The act itself is sparse, consisting of a live coal, a spoon of ghee, and a covered utensil, but the effect is transformative. Rajasthan’s desert climate has always demanded invention with limited means. Vegetables are hardy and few– cluster beans, lentils, buttermilk, millet– and cooking here has been less about abundance than about depth. Smoke provides that additional layer, and turns economy into intensity.
The coal is drawn directly from the chulha, glowing from the same fire that cooks the meal. A drop of ghee releases a sharp, fragrant hiss. The pot is covered at once, and in those brief minutes the food inhales the smoke.
Household variations of Dhungar
Soni ji, who lives in Manpura Macheri, a village near Jaipur, uses dhungar for her Phali ki Bhujji. She prepares the beans in the usual way, slow cooked till tender. Once it is ready, she places two small coals over the sabzi, adds ghee, and seals the container. The hiss that follows releases a fragrant smoke, earthy, buttery, slightly sharp, that curls around the beans. Quickly, she covers the container, trapping the aroma inside, to be opened in a few minutes later, with the coal pieces removed, of course, and the phali served fresh and hot.

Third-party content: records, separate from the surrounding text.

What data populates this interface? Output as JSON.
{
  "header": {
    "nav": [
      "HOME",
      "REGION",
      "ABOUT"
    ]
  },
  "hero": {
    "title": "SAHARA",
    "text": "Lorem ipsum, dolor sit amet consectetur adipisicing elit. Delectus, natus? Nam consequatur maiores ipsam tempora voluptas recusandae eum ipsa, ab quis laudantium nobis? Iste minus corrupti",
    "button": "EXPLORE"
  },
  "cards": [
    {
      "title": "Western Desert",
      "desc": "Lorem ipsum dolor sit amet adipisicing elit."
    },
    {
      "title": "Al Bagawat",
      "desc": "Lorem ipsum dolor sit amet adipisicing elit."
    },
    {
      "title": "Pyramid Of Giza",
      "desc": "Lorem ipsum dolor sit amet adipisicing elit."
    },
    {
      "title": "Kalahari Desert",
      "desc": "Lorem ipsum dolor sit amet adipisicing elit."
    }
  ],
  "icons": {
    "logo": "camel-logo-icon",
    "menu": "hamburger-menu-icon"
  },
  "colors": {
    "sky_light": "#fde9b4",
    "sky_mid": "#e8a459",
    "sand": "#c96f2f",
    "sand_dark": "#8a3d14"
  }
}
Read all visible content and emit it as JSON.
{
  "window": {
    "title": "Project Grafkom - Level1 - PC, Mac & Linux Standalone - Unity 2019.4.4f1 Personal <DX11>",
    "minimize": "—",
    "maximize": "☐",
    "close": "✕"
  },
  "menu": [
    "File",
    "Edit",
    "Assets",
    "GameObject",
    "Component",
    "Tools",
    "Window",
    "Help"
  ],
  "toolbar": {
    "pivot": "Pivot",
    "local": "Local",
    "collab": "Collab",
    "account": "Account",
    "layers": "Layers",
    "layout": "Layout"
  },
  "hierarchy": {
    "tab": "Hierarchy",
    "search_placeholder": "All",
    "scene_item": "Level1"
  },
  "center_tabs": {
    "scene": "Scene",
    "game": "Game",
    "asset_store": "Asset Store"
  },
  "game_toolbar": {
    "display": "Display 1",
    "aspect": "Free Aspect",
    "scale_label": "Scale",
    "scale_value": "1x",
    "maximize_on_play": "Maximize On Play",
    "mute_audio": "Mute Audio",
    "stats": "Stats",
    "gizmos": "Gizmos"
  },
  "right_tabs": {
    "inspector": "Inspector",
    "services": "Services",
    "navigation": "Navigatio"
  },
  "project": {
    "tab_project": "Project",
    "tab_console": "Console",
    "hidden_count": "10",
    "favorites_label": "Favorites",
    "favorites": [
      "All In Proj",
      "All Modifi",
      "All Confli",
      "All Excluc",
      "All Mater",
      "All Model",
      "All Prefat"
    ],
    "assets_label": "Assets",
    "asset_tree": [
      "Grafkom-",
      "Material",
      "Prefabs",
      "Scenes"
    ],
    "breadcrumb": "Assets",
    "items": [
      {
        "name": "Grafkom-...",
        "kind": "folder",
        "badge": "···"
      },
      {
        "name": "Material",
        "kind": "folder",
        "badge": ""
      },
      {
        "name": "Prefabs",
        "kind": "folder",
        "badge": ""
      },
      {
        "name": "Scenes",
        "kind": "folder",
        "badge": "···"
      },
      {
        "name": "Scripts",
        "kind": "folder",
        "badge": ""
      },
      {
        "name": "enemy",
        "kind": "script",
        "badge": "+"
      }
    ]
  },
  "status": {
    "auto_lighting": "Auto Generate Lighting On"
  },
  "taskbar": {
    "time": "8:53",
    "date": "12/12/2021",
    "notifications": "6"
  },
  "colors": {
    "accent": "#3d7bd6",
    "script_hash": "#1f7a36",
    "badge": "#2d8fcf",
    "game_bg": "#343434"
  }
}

In another household, Vidya ji cooks Dabkan vali Daal. As her daal simmers on top of the chulha, she heats a diya with coal. The aim here is not to perfume the coal but to prepare the diya itself. Once hot, she removes the coal, drops in ghee, garlic, and cumin, and lets them crackle. Rather than pouring this tempering on top, she submerges the diya directly into the daal. When stirred through, the lentils keep the warmth of garlic and cumin, deepened by the breath of smoke, and some earthiness from the diya itself.

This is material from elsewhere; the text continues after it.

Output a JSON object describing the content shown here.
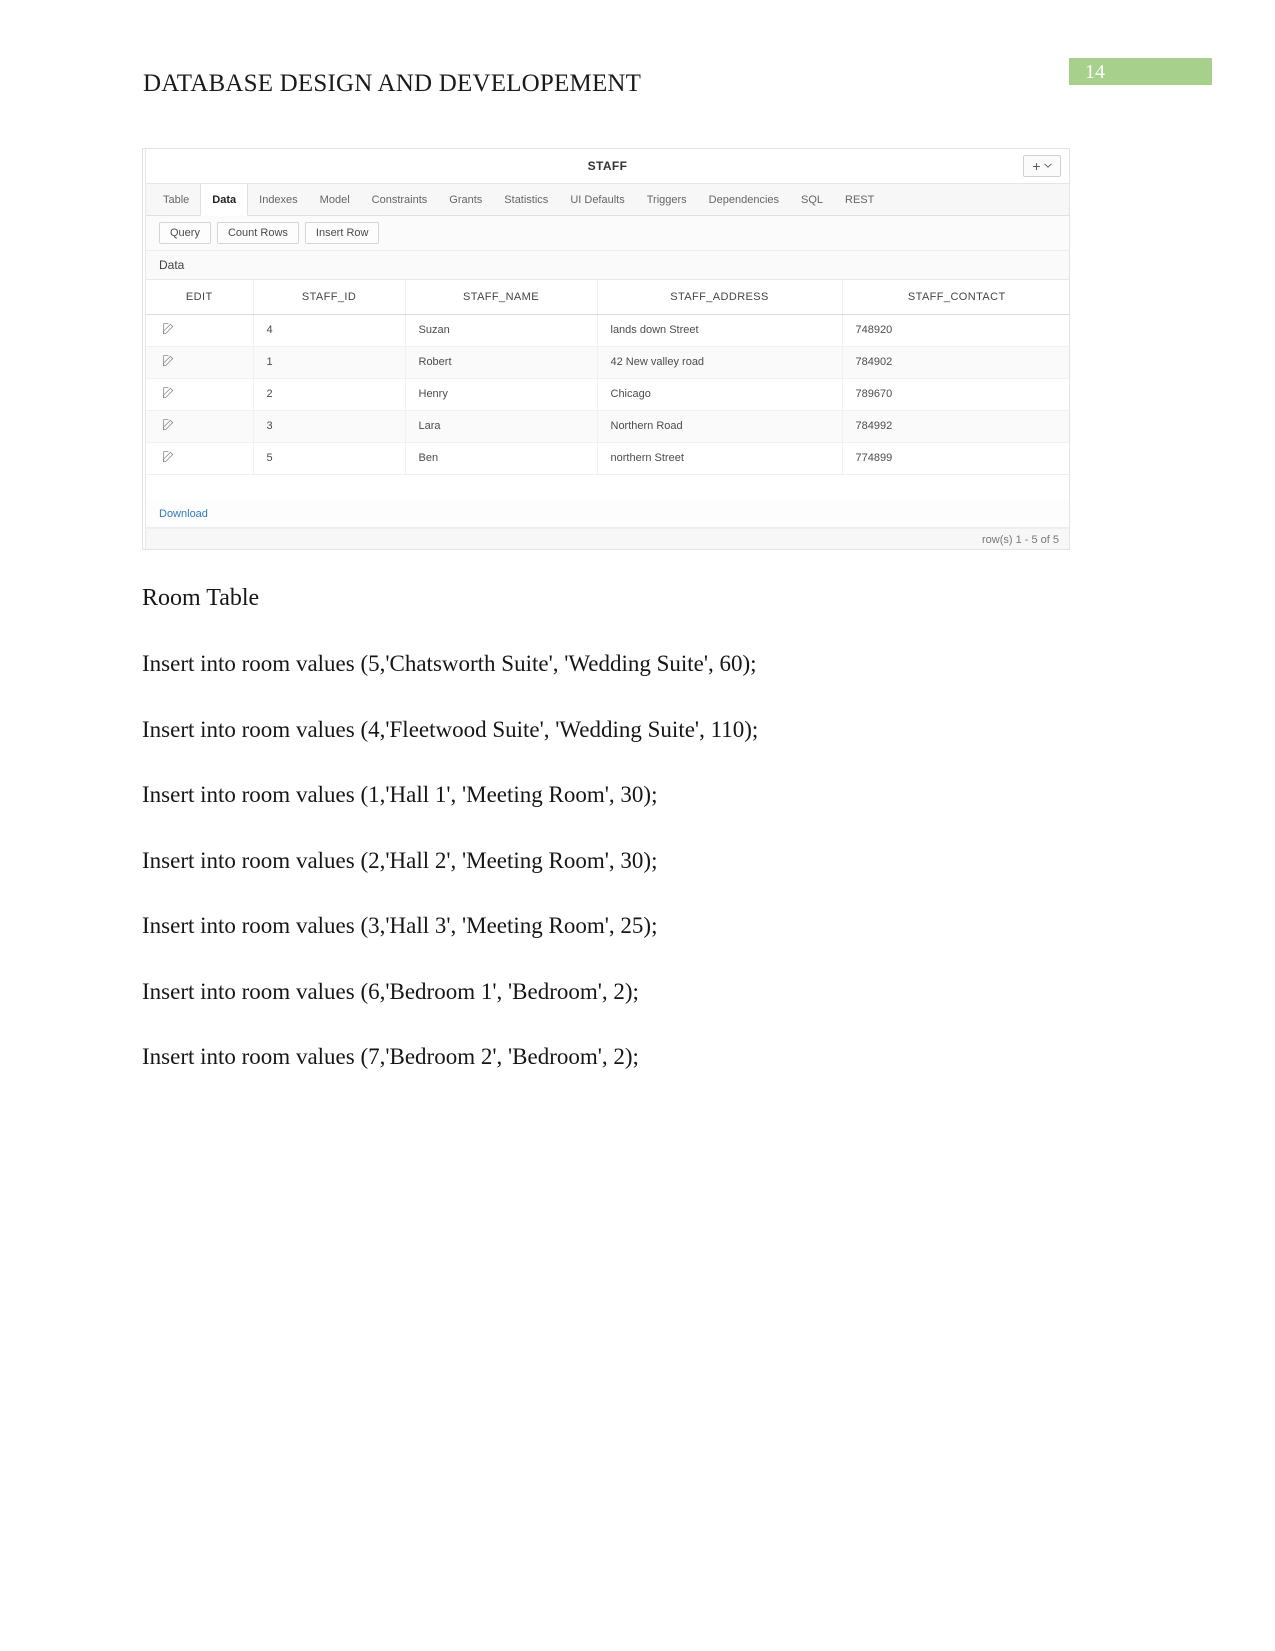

When making a simple, home-style jungli maas in my household, once the meat is cooked, a piece of coal is held inside the handi with a pair of tongs. A few drops of ghee are poured over it, and as soon as the smoke rises, the meat is poured in without letting go of the coal. The handi is sealed at once and only opened at the time of serving.

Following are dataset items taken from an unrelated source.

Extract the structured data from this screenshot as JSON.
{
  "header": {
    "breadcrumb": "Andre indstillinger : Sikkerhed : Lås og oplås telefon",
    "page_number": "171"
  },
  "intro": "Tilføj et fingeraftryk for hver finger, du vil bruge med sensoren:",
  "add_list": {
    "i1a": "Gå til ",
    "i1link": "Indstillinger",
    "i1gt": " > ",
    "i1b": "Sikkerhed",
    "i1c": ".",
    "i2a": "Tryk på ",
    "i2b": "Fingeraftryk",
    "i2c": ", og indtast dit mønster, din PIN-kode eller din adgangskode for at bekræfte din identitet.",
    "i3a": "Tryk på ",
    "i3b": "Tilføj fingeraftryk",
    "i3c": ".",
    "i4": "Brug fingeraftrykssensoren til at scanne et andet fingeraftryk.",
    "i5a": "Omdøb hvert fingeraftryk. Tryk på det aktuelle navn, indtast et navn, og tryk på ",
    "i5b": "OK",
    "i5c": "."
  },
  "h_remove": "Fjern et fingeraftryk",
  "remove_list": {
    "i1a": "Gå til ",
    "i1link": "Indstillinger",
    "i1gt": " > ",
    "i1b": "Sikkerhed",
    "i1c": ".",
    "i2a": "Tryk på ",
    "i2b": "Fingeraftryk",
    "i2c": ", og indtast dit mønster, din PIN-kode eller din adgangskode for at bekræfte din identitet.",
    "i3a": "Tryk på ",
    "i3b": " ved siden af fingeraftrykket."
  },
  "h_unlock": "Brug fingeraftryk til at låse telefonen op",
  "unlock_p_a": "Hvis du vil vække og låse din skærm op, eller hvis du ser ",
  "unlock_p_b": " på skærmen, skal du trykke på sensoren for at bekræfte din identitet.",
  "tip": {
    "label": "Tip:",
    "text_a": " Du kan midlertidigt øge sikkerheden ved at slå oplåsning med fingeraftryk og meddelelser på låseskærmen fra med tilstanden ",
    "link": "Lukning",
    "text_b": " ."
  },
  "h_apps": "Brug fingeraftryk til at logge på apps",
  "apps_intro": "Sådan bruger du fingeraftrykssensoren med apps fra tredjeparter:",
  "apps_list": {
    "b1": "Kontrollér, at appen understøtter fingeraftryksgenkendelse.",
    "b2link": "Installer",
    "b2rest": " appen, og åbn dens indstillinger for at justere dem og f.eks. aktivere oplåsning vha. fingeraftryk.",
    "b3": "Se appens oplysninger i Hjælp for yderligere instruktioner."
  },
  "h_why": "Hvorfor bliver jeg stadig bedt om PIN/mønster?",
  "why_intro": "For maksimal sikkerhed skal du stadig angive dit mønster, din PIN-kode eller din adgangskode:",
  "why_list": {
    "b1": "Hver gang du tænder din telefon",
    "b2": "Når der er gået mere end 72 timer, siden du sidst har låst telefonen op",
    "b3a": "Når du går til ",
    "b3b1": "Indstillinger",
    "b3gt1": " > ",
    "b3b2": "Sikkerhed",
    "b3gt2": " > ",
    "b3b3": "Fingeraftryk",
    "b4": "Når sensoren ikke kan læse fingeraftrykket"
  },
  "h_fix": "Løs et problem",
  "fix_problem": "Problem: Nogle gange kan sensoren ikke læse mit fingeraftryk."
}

The technique also extends beyond main dishes. Freshly churned chaach takes on a faint smokiness when a coal, drizzled with ghee, is covered briefly with a glass before the buttermilk is poured. The sharpness of the drink is softened, made rounder. Tamatar churri, a relish of tomato, onion, green chilli, and dry spice, on its own is sharp and raw. A brief smoking tempers its edges, lending it a richness that pairs well with coarse bajra rotis or plain rice.
Attention, restraint, and renewal
At its heart, dhungar is an act of attention. It is intimate, almost ceremonial and crucially, it belongs to the chulha, market brought coal dulls the practice, which is why it still thrives most naturally in rural kitchens.
Its endurance in Rajasthan is not accidental. The land is dry, the soil unyielding, and vegetables not always plentiful. Smoke lends heft to staples that might otherwise feel repetitive. Lentils and beans eaten day after day are kept alive by this slight variation, each meal both familiar and renewed.
There are also practical gains. Smoked foods often keep better in the heat and they are more filling, even with less fat or spice. Across India, techniques evolved from constraint, geography, scarcity, custom. In Rajasthan, dhungar is the clearest instance of limitation turned to art. It thus remains a trick of startling simplicity.